Conclusion: batch_size=4 with proper batch pooling is optimal (100% reliability, ~4.7 req/sec)

Architecture Notes

Prompt Caching Optimization

Prompts are structured with static content first, variable content last:

STATIC (cached):
  - System instructions
  - Question
  - Output format guidelines

VARIABLE (not cached):
  - Email subject
  - Email sender
  - Email body

This allows vLLM to cache the static portion across all emails in the batch.

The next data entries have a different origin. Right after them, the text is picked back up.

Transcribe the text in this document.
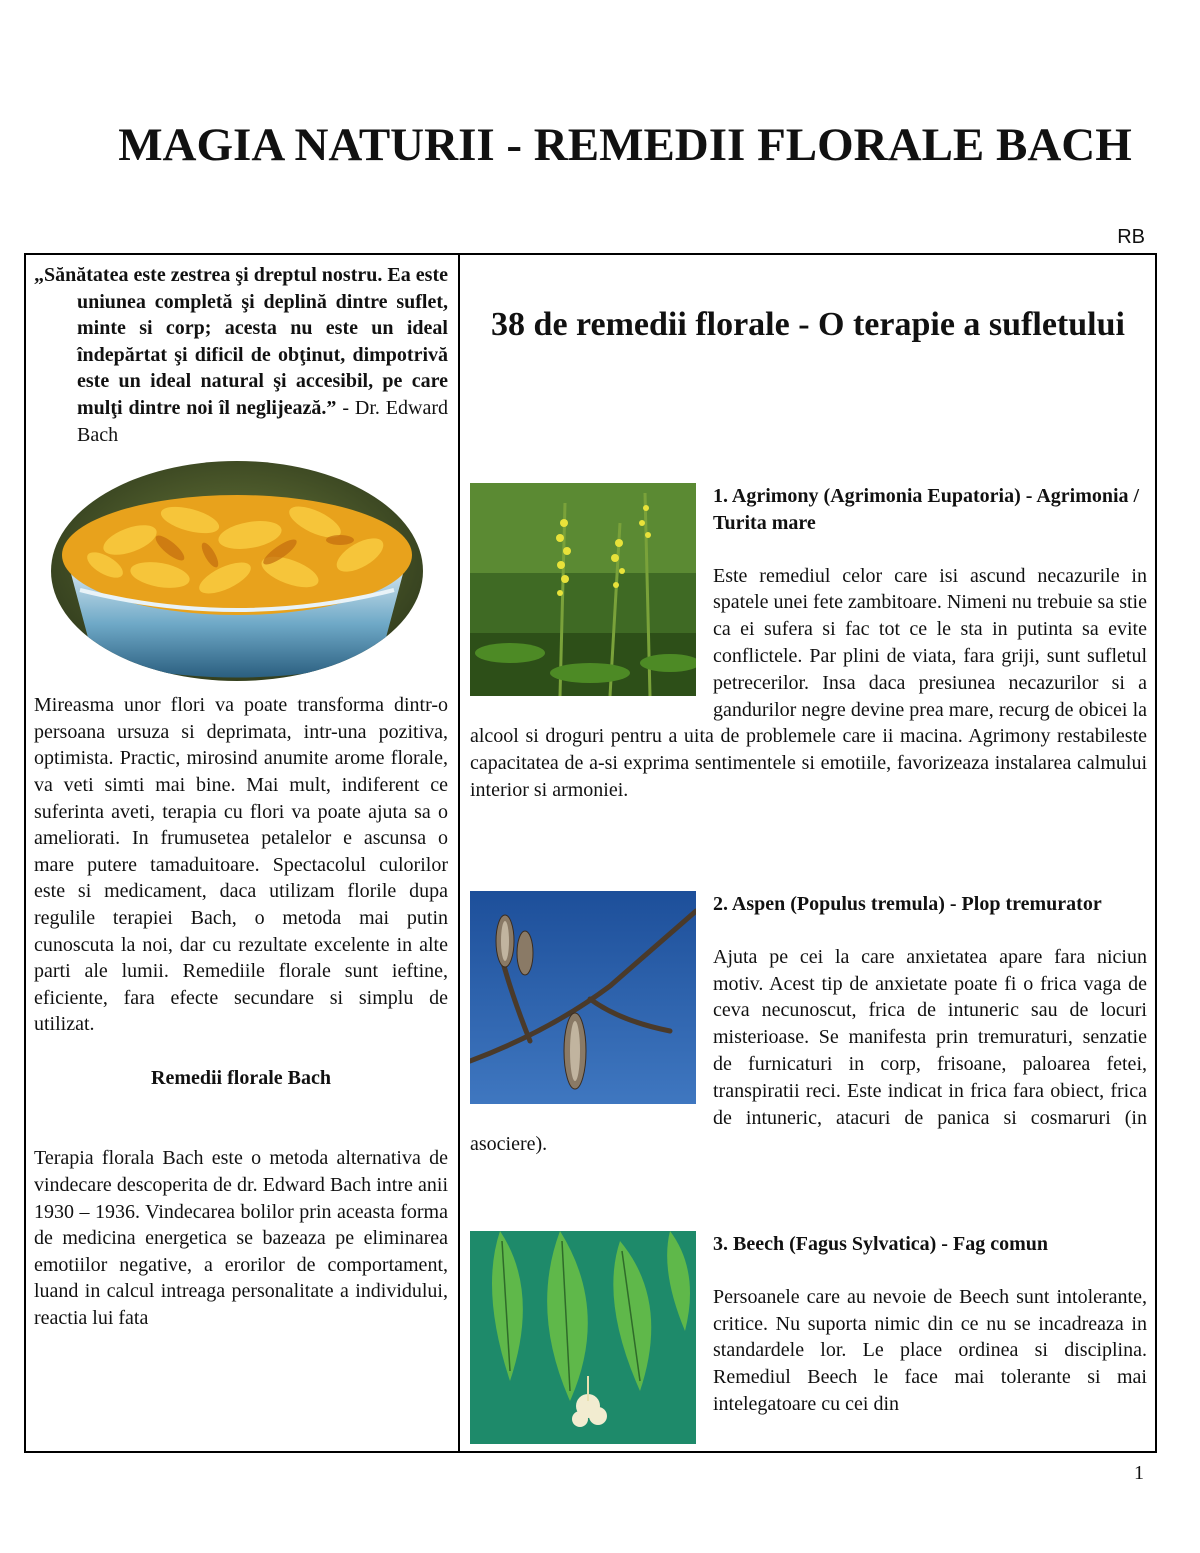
MAGIA NATURII - REMEDII FLORALE BACH
RB

„Sănătatea este zestrea şi dreptul nostru. Ea este uniunea completă şi deplină dintre suflet, minte si corp; acesta nu este un ideal îndepărtat şi dificil de obţinut, dimpotrivă este un ideal natural şi accesibil, pe care mulţi dintre noi îl neglijează.” - Dr. Edward Bach

Mireasma unor flori va poate transforma dintr-o persoana ursuza si deprimata, intr-una pozitiva, optimista. Practic, mirosind anumite arome florale, va veti simti mai bine. Mai mult, indiferent ce suferinta aveti, terapia cu flori va poate ajuta sa o ameliorati. In frumusetea petalelor e ascunsa o mare putere tamaduitoare. Spectacolul culorilor este si medicament, daca utilizam florile dupa regulile terapiei Bach, o metoda mai putin cunoscuta la noi, dar cu rezultate excelente in alte parti ale lumii. Remediile florale sunt ieftine, eficiente, fara efecte secundare si simplu de utilizat.

Remedii florale Bach

Terapia florala Bach este o metoda alternativa de vindecare descoperita de dr. Edward Bach intre anii 1930 – 1936. Vindecarea bolilor prin aceasta forma de medicina energetica se bazeaza pe eliminarea emotiilor negative, a erorilor de comportament, luand in calcul intreaga personalitate a individului, reactia lui fata

38 de remedii florale - O terapie a sufletului
1. Agrimony (Agrimonia Eupatoria) - Agrimonia / Turita mare

Este remediul celor care isi ascund necazurile in spatele unei fete zambitoare. Nimeni nu trebuie sa stie ca ei sufera si fac tot ce le sta in putinta sa evite conflictele. Par plini de viata, fara griji, sunt sufletul petrecerilor. Insa daca presiunea necazurilor si a gandurilor negre devine prea mare, recurg de obicei la alcool si droguri pentru a uita de problemele care ii macina. Agrimony restabileste capacitatea de a-si exprima sentimentele si emotiile, favorizeaza instalarea calmului interior si armoniei.

2. Aspen (Populus tremula) - Plop tremurator

Ajuta pe cei la care anxietatea apare fara niciun motiv. Acest tip de anxietate poate fi o frica vaga de ceva necunoscut, frica de intuneric sau de locuri misterioase. Se manifesta prin tremuraturi, senzatie de furnicaturi in corp, frisoane, paloarea fetei, transpiratii reci. Este indicat in frica fara obiect, frica de intuneric, atacuri de panica si cosmaruri (in asociere).

3. Beech (Fagus Sylvatica) - Fag comun

Persoanele care au nevoie de Beech sunt intolerante, critice. Nu suporta nimic din ce nu se incadreaza in standardele lor. Le place ordinea si disciplina. Remediul Beech le face mai tolerante si mai intelegatoare cu cei din

1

Separation from Main Pipeline

This tool is completely independent from the main classification pipeline:

Main pipeline (src/cli.py run):
- Uses calibrated LightGBM model
- Fast pure ML classification
- Optional LLM fallback for low-confidence cases
- Processes 10k emails in ~24s (pure ML) or ~5min (with LLM fallback)
Batch LLM tool (tools/batch_llm_classifier.py):
- Uses vLLM server exclusively
- Custom questions per run
- ~4.4 emails/sec throughput
- For ad-hoc analysis, not production classification

No Interference Guarantee

The batch LLM tool:

✓ Does NOT modify any files in src/
✓ Does NOT touch trained models in src/models/
✓ Does NOT affect config files
✓ Does NOT interfere with existing workflows
✓ Uses separate vLLM endpoint (not Ollama)

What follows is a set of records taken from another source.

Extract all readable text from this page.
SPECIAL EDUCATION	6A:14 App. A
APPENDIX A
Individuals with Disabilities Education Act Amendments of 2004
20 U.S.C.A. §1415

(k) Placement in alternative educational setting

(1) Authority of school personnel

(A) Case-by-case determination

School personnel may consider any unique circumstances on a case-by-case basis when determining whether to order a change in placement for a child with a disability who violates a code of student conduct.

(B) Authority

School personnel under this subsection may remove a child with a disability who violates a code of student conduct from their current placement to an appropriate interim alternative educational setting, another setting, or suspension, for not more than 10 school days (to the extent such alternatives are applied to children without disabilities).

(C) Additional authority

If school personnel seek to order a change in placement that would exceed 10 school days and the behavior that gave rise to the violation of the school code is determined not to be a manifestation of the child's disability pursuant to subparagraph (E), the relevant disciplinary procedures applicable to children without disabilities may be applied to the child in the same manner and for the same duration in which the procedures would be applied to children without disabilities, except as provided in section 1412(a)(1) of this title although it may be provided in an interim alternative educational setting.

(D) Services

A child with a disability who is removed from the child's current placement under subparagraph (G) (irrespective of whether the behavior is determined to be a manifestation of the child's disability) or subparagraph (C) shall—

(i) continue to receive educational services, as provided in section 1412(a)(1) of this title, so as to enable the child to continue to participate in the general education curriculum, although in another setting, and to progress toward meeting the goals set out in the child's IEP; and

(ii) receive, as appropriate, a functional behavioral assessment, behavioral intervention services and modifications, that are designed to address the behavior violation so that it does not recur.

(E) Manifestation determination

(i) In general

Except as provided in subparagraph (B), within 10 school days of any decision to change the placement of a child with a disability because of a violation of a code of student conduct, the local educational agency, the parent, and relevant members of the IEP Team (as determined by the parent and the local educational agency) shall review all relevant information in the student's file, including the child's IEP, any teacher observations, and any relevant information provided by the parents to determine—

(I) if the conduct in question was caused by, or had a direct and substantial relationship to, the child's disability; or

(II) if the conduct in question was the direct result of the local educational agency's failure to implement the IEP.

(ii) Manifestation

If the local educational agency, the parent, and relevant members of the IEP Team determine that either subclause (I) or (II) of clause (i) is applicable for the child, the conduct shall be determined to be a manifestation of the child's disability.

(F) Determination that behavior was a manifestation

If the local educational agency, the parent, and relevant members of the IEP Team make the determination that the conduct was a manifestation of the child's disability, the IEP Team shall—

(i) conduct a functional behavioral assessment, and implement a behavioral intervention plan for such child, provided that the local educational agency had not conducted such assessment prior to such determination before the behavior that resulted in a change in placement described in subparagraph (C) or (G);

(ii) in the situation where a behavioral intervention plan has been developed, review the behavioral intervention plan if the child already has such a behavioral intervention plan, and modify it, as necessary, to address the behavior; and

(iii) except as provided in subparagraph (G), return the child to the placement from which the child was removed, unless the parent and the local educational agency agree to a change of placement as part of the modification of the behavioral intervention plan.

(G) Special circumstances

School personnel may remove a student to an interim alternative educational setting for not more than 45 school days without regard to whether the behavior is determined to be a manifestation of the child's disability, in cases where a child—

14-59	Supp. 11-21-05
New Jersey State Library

Comparison: Batch LLM vs RAG

Feature	Batch LLM (this tool)	RAG (rag-search)
Speed	4.4 emails/sec	Instant (pre-indexed)
Flexibility	Custom questions	Semantic search queries
Best for	50-500 email batches	10k+ email corpus
Prerequisite	vLLM server running	RAG collection indexed
Use case	"Does this mention X?"	"Find all emails about X"
Reasoning	Per-email LLM analysis	Similarity + ranking

Rule of thumb:

< 500 emails + custom question = Use Batch LLM
1000 emails + topic search = Use RAG
Regular classification = Use main ML pipeline

Prerequisites

vLLM server must be running
- Endpoint: https://rtx3090.bobai.com.au/v1
- Model loaded: qwen3-coder-30b
- Check with: python tools/batch_llm_classifier.py check
Python dependencies
```
pip install httpx click
```
Email provider setup
- Enron: No setup needed (uses local maildir)
- Gmail: Requires credentials file

Troubleshooting

"vLLM server not available"

Check server status:

curl https://rtx3090.bobai.com.au/v1/models \
  -H "Authorization: Bearer rtx3090_foxadmin_10_8034ecb47841f45ba1d5f3f5d875c092"

Verify model is loaded:

python tools/batch_llm_classifier.py check

High error rate (503 errors)

Reduce concurrent requests in VLLM_CONFIG:

'max_concurrent': 2,  # Lower if getting 503s

Slow processing

Check vLLM server isn't overloaded
Verify network latency to rtx3090.bobai.com.au
Consider using main ML pipeline for large batches

Future Enhancements

Potential additions (not implemented):

Support for custom prompt templates
JSON output mode for structured extraction
Progress bar for large batches
Retry logic for transient failures
Multi-server load balancing
Streaming responses for real-time feedback

Remember: This tool is supplementary. For production email classification, use the main ML pipeline (src/cli.py run).